Gebührenbescheid Sozialrecht

Kennt sich jemand von Euch mit meinem Rechts-Anspruch aus?

Ich habe beim Wohnungsamt einen §5-Schein und Dringlichkeitsschein für eine Mietwohnung in HH für mich und meine Tochter beantragt. Für den Antrag habe ich 7,50 Euro bezahlt, wurde dabei darauf hingewiesen, daß evt. weitere Kosten durch ein Gutachten des Gesundheitsamtes auf mich zukämen, falls die meine Tochter sehen wollten.

Die Dringlichkeit wurde damit begründet, daß das Kind aus gesundheitlichen Gründen nicht in der Lage ist, die Klasse zu wechseln, also eine Wohnung im direkten alten Umfeld sein müßte.

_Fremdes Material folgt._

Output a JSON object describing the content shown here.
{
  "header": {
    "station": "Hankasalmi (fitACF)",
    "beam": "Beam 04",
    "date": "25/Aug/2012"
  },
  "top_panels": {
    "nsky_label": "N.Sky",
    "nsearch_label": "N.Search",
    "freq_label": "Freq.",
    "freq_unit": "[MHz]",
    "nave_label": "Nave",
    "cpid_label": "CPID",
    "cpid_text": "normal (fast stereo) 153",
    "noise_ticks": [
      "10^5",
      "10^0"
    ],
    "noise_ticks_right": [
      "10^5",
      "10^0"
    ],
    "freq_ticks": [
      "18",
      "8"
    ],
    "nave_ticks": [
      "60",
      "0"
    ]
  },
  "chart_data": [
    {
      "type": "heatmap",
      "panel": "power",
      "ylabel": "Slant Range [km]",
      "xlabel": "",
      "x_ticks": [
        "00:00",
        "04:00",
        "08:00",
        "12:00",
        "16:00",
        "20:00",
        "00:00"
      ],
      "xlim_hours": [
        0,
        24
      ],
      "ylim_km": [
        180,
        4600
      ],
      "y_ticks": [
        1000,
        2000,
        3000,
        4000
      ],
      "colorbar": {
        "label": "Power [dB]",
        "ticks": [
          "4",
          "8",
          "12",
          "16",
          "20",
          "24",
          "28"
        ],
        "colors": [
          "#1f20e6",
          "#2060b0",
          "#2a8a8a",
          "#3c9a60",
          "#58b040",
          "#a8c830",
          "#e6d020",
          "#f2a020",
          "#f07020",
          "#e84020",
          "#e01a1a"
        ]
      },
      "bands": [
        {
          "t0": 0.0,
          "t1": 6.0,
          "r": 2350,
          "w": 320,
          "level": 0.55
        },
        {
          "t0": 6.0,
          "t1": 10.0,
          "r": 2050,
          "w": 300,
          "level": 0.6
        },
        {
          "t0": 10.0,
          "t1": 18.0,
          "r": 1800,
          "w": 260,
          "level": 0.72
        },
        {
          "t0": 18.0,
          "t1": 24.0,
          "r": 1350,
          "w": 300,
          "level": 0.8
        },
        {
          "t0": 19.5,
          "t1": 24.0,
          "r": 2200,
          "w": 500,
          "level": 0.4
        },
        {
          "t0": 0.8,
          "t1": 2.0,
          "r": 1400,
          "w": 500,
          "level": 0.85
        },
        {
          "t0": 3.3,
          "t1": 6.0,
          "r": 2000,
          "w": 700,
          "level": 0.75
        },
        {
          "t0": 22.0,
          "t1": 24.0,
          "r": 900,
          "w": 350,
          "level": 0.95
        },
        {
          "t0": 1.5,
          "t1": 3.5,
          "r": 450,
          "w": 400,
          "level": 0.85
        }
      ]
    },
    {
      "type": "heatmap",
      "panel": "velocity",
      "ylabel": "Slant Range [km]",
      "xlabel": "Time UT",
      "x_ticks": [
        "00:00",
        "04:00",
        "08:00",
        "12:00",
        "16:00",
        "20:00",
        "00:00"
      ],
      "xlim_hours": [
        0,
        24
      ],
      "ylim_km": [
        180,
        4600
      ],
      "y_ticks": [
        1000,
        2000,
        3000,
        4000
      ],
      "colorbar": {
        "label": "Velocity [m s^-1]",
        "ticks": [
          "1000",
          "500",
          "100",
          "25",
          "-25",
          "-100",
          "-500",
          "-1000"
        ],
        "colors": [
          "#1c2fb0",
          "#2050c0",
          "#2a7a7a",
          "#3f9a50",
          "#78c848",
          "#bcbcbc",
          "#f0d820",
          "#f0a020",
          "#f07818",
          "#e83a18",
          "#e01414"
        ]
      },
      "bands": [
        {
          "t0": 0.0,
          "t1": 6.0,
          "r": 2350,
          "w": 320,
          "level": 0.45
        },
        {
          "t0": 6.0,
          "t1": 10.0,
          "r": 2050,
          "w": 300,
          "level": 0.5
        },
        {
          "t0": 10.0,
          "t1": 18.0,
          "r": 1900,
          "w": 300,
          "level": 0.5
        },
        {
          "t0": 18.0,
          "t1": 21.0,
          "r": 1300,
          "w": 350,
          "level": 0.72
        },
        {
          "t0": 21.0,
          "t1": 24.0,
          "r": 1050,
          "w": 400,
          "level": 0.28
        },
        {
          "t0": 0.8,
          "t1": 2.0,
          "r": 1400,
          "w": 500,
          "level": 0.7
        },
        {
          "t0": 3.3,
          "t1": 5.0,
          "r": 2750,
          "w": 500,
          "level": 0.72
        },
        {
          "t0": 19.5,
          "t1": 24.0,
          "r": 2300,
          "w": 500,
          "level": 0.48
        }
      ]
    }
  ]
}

Ich habe ein Attest vom behandelnden Arzt beigelegt und den Doc von der Schweigepflicht entbunden.

Ich wurde vom Gesundheitsamt aufgefordert, zur persönlichen Inaugenscheinnahme zu kommen, es gab ein peinliches Gespräch von 30 Min, 2 Mitarbeiter des Amtes, die Kleine und ich, keine zusätzliche Erkenntnis und keine gesundheitliche Prüfung - nun erzählen sie mal, warum kann ihr Kind nicht in eine andere Schule…- abschließend - sie bekommen den Schein…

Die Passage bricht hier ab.